Frequently Asked Questions
What is a veterinary dermatologist? What does board-certified mean?
A veterinary dermatologist is a veterinarian who, after completing veterinary school, has completed an internship and a residency program in dermatology. In order to become board certified, the veterinarian must then successfully pass a rigorous examination covering all aspects of veterinary dermatology and allergy. Currently, there are approximately 145 veterinarians in the US who are board-certified by the American College of Veterinary Dermatology®. Board certification is the highest level of specialization available today in veterinary medicine.
Why does my pet need to see a veterinary dermatologist?
In most cases, your veterinarian is capable of providing safe and effective therapy for your pet's skin disorder. In some cases, the diagnosis may be difficult or there may be a safer or more effective treatment available for the disease. To provide the most effective diagnostic and treatment options, your veterinarian may choose to refer you to a veterinary dermatologist.
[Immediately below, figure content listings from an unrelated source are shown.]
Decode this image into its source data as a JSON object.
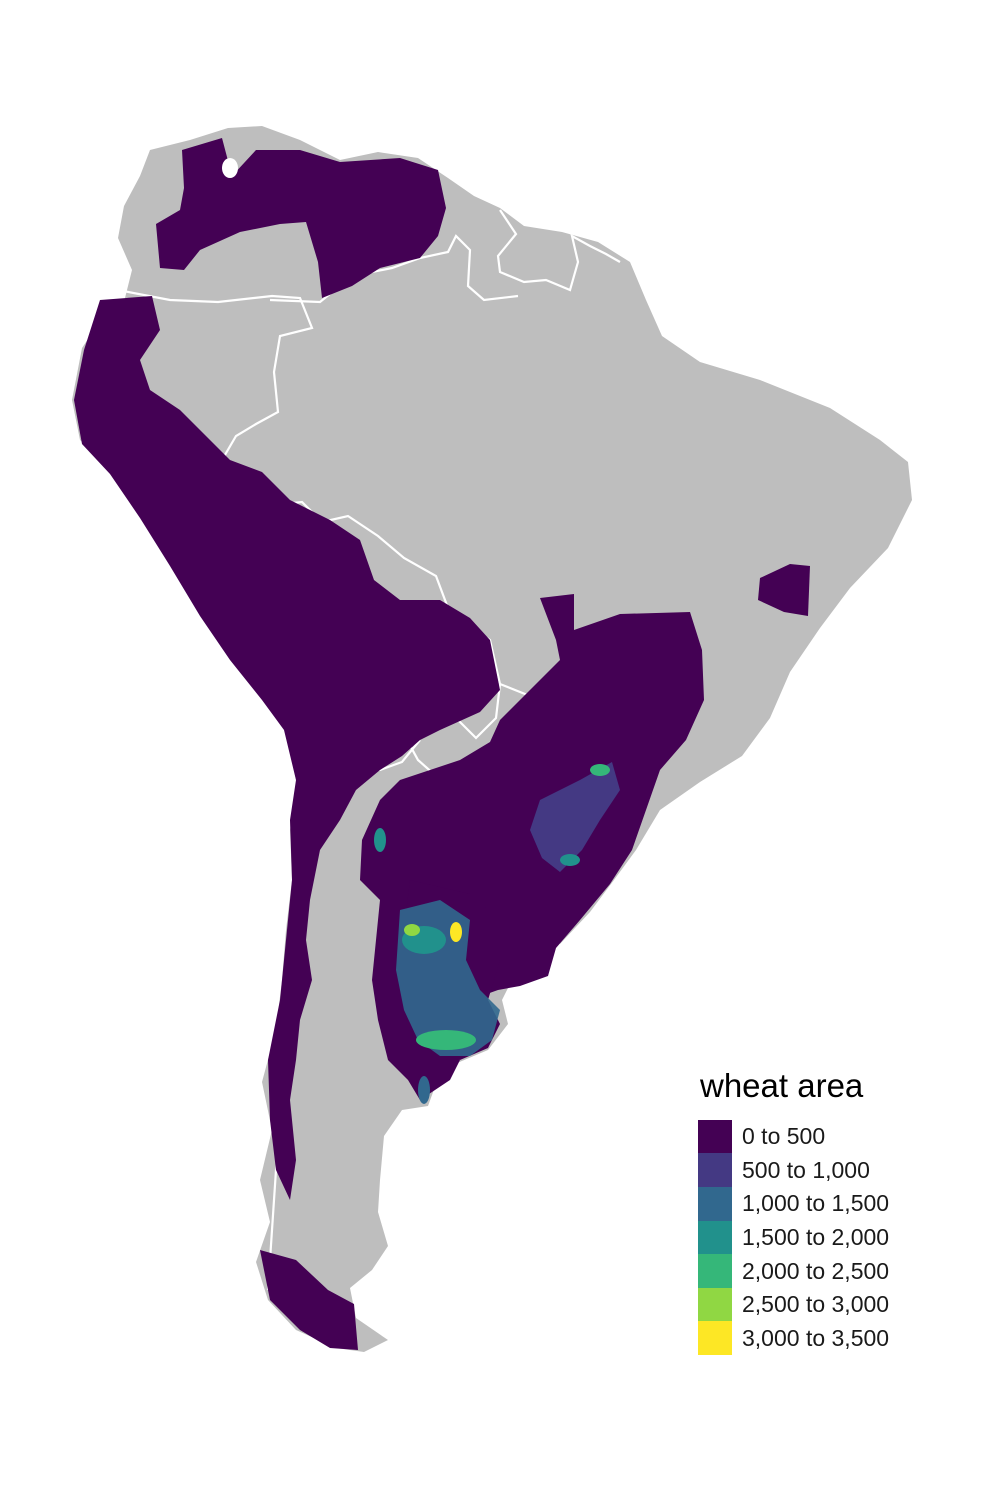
{
  "legend": {
    "title": "wheat area",
    "items": [
      {
        "label": "0 to 500",
        "color": "#440154"
      },
      {
        "label": "500 to 1,000",
        "color": "#443983"
      },
      {
        "label": "1,000 to 1,500",
        "color": "#31688e"
      },
      {
        "label": "1,500 to 2,000",
        "color": "#21918c"
      },
      {
        "label": "2,000 to 2,500",
        "color": "#35b779"
      },
      {
        "label": "2,500 to 3,000",
        "color": "#90d743"
      },
      {
        "label": "3,000 to 3,500",
        "color": "#fde725"
      }
    ]
  },
  "colors": {
    "land": "#bebebe",
    "border": "#ffffff",
    "background": "#ffffff"
  }
}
Your veterinarian's decision to offer referral to a specialist indicates that they want your pet to have the best care available. However, a referral is not needed in order for Dr. Bloom to see your pet.
A veterinary dermatologist specializes in treatment and management of diseases of the skin and associated structures, including the ears and claws. They are also trained in immunology (the science and medicine of the immune system) and histopathology (the study of the skin in health and disease at a cellular level). giving them a deeper understanding of skin diseases and their treatment. Many skin diseases affecting our pets are complex and life-long. Therefore veterinarians in general practice may recommend that a dermatologist is consulted to either help make a diagnosis or manage treatment of pets with skin disease.
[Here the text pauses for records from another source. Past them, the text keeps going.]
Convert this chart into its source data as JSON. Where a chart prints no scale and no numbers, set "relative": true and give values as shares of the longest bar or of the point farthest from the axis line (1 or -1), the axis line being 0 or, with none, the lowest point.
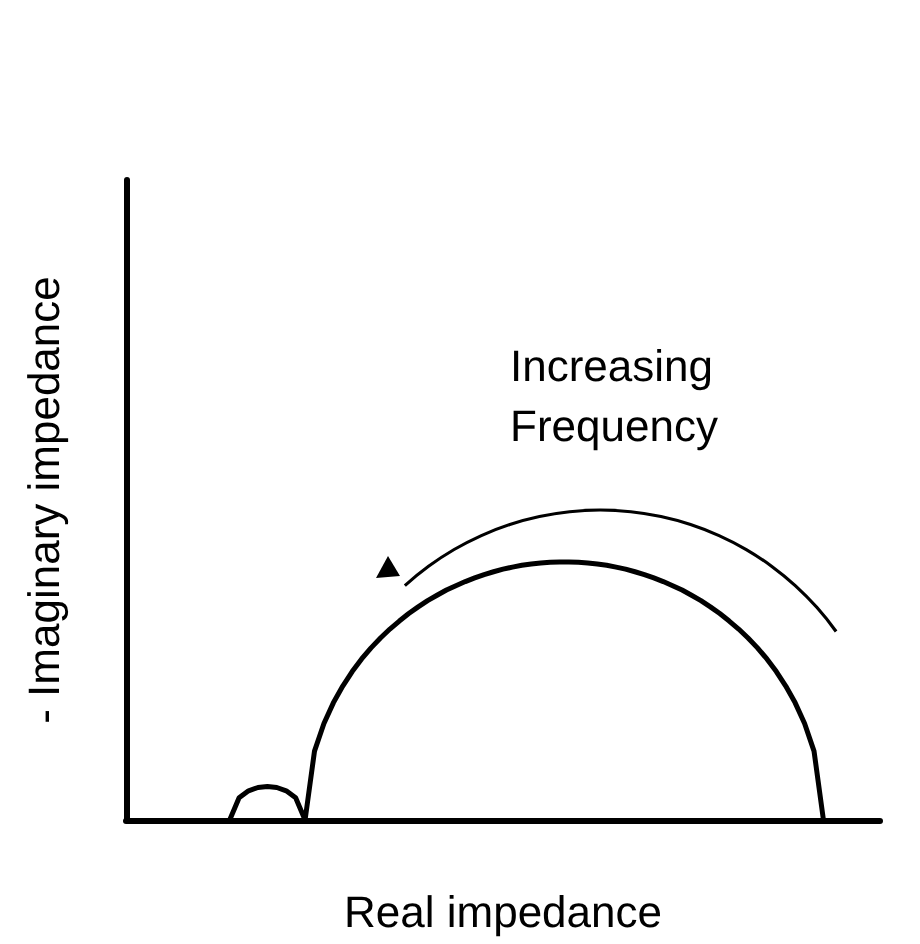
{
  "chart_data": {
    "type": "line",
    "relative": true,
    "xlabel": "Real impedance",
    "ylabel": "- Imaginary impedance",
    "annotations": [
      "Increasing\nFrequency"
    ],
    "grid": false,
    "line_style": "solid",
    "categories": [
      null,
      null,
      null,
      null,
      null,
      null,
      null,
      null,
      null,
      null,
      null,
      null,
      null,
      null,
      null,
      null,
      null,
      null,
      null,
      null,
      null,
      null,
      null,
      null,
      null,
      null,
      null,
      null,
      null,
      null,
      null,
      null,
      null,
      null,
      null,
      null,
      null,
      null,
      null,
      null,
      null,
      null,
      null,
      null,
      null,
      null,
      null,
      null,
      null,
      null,
      null,
      null,
      null,
      null,
      null,
      null,
      null,
      null,
      null,
      null,
      null,
      null,
      null,
      null,
      null,
      null,
      null,
      null,
      null,
      null,
      null,
      null,
      null,
      null,
      null,
      null,
      null,
      null,
      null,
      null,
      null
    ],
    "series": [
      {
        "color": "#000000",
        "values": [
          null,
          null,
          null,
          null,
          null,
          null,
          null,
          null,
          null,
          null,
          null,
          0,
          0.086,
          0.113,
          0.126,
          0.13,
          0.126,
          0.113,
          0.086,
          0,
          0.267,
          0.374,
          0.454,
          0.519,
          0.575,
          0.624,
          0.667,
          0.705,
          0.74,
          0.771,
          0.8,
          0.826,
          0.85,
          0.871,
          0.891,
          0.908,
          0.924,
          0.938,
          0.951,
          0.962,
          0.972,
          0.98,
          0.987,
          0.992,
          0.996,
          0.999,
          1,
          1,
          0.999,
          0.996,
          0.992,
          0.987,
          0.98,
          0.972,
          0.962,
          0.951,
          0.938,
          0.924,
          0.908,
          0.891,
          0.871,
          0.85,
          0.826,
          0.8,
          0.771,
          0.74,
          0.705,
          0.667,
          0.624,
          0.575,
          0.519,
          0.454,
          0.374,
          0.267,
          0,
          null,
          null,
          null,
          null,
          null,
          null
        ]
      }
    ]
  }
}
What does an appointment involve?
Dr. Bloom will review your pet's ENTIRE medical history. We like to think of a dermatology case as a detective novel, therefore we don't want to leave any detail out. Please let the receptionist know ALL veterinarian's that your pet has been to in his/her life for ANY problem. After reviewing the medical history, Dr. Bloom performs a thorough dermatologic examination. After examining your pet, the Doctor will explain the nature of your pet"s problem, discuss diagnostic tests that are recommended, and outline the recommended therapy and costs.
How long does the first initial appointment last?
The initial examination/consultation/testing with the doctor will take 1-3 hours. Please plan your day accordingly. We can make arrangements to have you leave your pet during this time if that would be more convenient for you.
How do I prepare my pet prior to the appointment? What medications need to be discontinued?
During your appointment, Dr. Bloom will take a detailed medical history. He will then perform a dermatologic and otoscopic (ear) examination and recommend appropriate testing. We will present you with an estimate of the fees before any tests are performed. Based on the findings, the doctor will form a treatment plan for your pet.
TO PREPARE YOUR PET FOR THIS APPOINTMENT
- Please do not bathe your pet prior to this appointment
- If possible, do not feed your pet for 12 hours prior to the appointment
- If the patient is currently receiving thyroid replacement therapy, you may give the usual dosage
- Corticosteroids (cortisone, prednisone, prednisolone etc) and topical steroids should be discontinued four weeks prior to the exam only IF POSSIBLE. Some animals are too uncomfortable to stop the medication. We can still evaluate your pet.
- Antibiotics should be stopped 14 days before the exam if possible. Please check with your veterinarian to make sure this is acceptable.
- Any other anti-inflammatory medication (such as aspirin, Rimadyl, antihistamines, fatty acid supplements) should also be discontinued if possible.
After my first appointment, what role will my veterinarian play?
After each visit, a referral letter will be sent to your veterinarian detailing all clinical findings, laboratory test results, diagnoses, and treatments. Close communication between Dr. Bloom and your local veterinarian is critical in maintaining the highest level of care for your pet.
How far does Dr. Bloom's appointments book in advance?
His appointments usually book 2-3 weeks in advance.
What days are available for my pet to be seen by Dr.Bloom?
Dr. Bloom works on Mondays, Tuesdays, Thursdays, 2 Fridays/month and 1 Saturday/month. On the other Fridays, that he is not in the office, he is teaching at Michigan State University.